ON FORGIVENESS AND HO`OPONOPONO
BY Pōkā Laenui
August 5, 2018

Queen’s Prayer (Ke Aloha O Ka Haku) – by Queen Lili`uokalani
`O kou aloha nō
Aia i ka lani
A `o kou `oia `i`o
He hemolelo ho`i

Ko`u noho mihi `ana
A pa`ahao `ia
`O `oe ku`u lama
Kou nani ko`u ko`o

Mai nānā `ino`ino
Nā hewa o kānaka
Akā e huikala
A ma`ema`e nō

No laila e ka Haku
Ma lalo o kou `eheu
Kō mākou maluhia
A mau loa aku nō

`āmene
Princess Ka`iulani

Queen Lili`uokalani Your loving mercy
Is as high as Heaven
And your truth
So perfect

I live in sorrow
Imprisoned
You are my light
Your glory, my support

Behold not with malevolence
The sins of man
But forgive
And cleanse

And so, o Lord
Protect us beneath your wings
And let peace be our portion
Now and forever more

Amen
Source: Composed by Queen Lili`uokalani, March 22, 1895, while she was under house arrest in `Iolani Palace. This hymn was dedicated to Victoria Ka`iulani, heir apparent to the throne.

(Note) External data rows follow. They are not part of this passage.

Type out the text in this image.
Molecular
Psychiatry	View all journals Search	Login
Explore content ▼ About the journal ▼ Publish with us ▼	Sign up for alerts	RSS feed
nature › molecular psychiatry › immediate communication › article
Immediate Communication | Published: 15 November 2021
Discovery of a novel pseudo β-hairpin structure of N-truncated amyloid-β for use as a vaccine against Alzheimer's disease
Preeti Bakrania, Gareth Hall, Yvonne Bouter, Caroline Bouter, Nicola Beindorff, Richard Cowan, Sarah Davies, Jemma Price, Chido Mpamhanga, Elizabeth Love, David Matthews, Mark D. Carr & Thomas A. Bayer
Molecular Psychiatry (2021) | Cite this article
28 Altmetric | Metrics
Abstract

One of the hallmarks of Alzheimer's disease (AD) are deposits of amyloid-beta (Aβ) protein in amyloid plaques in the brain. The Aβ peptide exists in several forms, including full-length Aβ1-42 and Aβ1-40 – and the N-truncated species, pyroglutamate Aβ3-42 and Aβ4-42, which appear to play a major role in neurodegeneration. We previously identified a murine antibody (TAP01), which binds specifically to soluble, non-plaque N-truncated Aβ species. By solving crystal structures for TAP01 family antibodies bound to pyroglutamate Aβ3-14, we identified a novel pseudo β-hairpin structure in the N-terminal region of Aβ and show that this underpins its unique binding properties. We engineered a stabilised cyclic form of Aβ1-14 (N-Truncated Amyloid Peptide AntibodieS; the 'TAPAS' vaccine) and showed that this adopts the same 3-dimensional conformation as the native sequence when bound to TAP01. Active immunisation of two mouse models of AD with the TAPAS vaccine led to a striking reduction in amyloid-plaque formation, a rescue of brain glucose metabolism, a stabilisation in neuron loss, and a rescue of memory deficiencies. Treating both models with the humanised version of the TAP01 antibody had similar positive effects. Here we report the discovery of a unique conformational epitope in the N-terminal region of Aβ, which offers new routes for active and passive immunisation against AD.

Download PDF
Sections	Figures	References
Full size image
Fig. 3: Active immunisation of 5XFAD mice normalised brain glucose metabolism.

Forgiveness is often accompanied by forgetting. It does not necessarily go hand in hand. Should it?

An injury to one locks the injured party into a relationship with the one who does the injury. That relationship can imprison the injured party and sometimes become so overwhelming that it becomes the driving force of one’s life. It takes away one’s freedom.

To free oneself, one must learn the art of forgiveness. But forgiveness does not need to go along with forgetting. And that is the mistake and trap we too often fall into.

One can forgive, but not forget. One can remember the injury and if necessary, every detail of its occurrence and continuity. But do not let the injury and that memory drive the control over one’s thoughts.

Forgiveness can purify. Remembering brings about caution and protection against a repeat injury.

Passion, humanity, and aloha provides the continuing strive for ho`oponopono, for correction, and for making things right again.

Forgiveness is an essential element in healing, but it is only the first step. It allows for the full process of making things right to take place. It allows the injured party to overcome the injury and becoming a full participant in making things pono. Remembering, passion for justice, humanity, and aloha are all essential elements and cannot be excluded.

I sometimes hear of the call for forgiveness over the theft of our Hawaiian nation as a necessary step for our people to move on. I’m not willing to let it go so flippantly. Nor is a mere “National Apology” by the thief adequate to move on. There must be far more to make pono than to simply cast forward those words of forgiveness and apology, as if they are magical spells!

We must engage in a process of healing, and such a process calls for many things including forgiveness. Before forgiveness must come confession – which the U.S. government has done with its Apology Law. But confession must be followed with making things right, such as the return of the item stolen – sovereignty, and the removal of the damage which continues to persist as a result of the act for which an apology is called for. That healing process must engage not only the culprit who has committed the wrong – like a thief sitting in judgment of itself, but must include as an equal partner, the victims of that wrongful act.

Hawaii will never be at peace with the thief unless and until we have made things right, until we have achieved a true practice of Ho`oponopono among us all.